A branching plant, woody at base, two feet high, with smooth stems; smooth, toothed leaves; nodding buds and large handsome flowers. The petals are pale-pink, about an inch long, the pistil pink, and at a distance the effect of the flower is much like a Mallow. As is usual with Godetias, the sepals are stuck together and stand out at one side, giving the flower a quaint effect of having thrown back a little hood in order to look about. This grows in light shade.

Farewell-to-Spring

Godètia quadrivúlnera

Pink, lilac

Spring, summer

Northwest

This is common in the foothills of the Sierras and Coast Ranges and has a slender stem, about a foot tall, with more or less downy leaves, sometimes slightly toothed, and a few very pretty flowers, about an inch and a half across, with bright lilac-pink petals, usually splashed with carmine. This red spot gives a vivid effect and the delicate flowers look exceedingly gay and charming, as they sway in the wind among tall grasses on open hillsides.

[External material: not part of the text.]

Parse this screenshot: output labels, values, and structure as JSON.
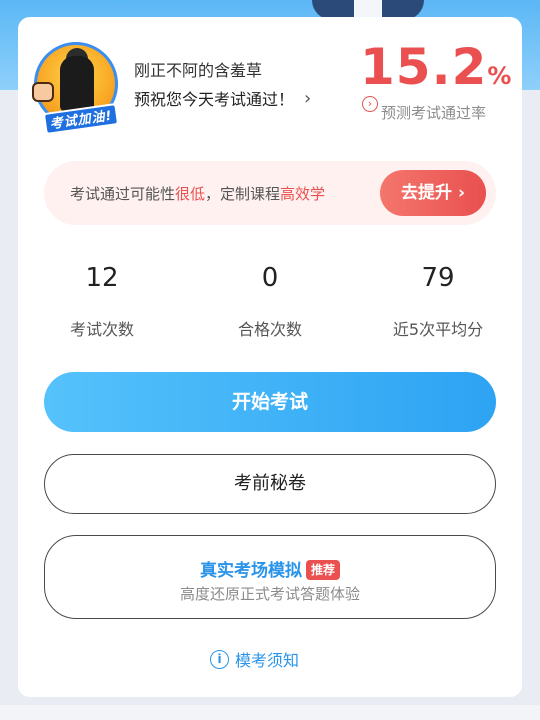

Godètia Góddardii var. capitàta

Pink

Spring, summer

California

From one to two feet tall, with a rather stout, more or less branching stem and soft, rather downy, dull green leaves. The flowers are about an inch across, with purplish-pink petals, often stained with crimson at the tips. This is found on dry hills in the Coast Ranges.

Farewell-to-Spring – G. deflexa.

G. Goddardii var. capitata.

Godetia quadrivulnera.

Godètia vimínea

Purplish-pink

Summer

Northwest

A handsome plant, with nearly smooth, slender, reddish stems, a few inches to two feet tall, and smooth, pale-green, toothless, narrow leaves, mostly without leaf-stalks. The buds are erect and the flowers form a long, loose cluster, with bright purplish-pink petals, half an inch to over an inch long, with a large, magenta blotch near the center, or at the tip, and yellowish at base; the stamens and pistil all purple; the calyx-lobes not caught together, but turned primly back. This forms fine patches of bright color in rather meadowy places in Yosemite and elsewhere in the Sierra Nevada foothills. G. Dudleyàna is pretty and slender, with drooping buds and light lilac-pink flowers, the petals paler at base, with darker dots, the calyx-lobes caught together and turned to one side, and also makes beautiful patches of color on sunny slopes around Yosemite.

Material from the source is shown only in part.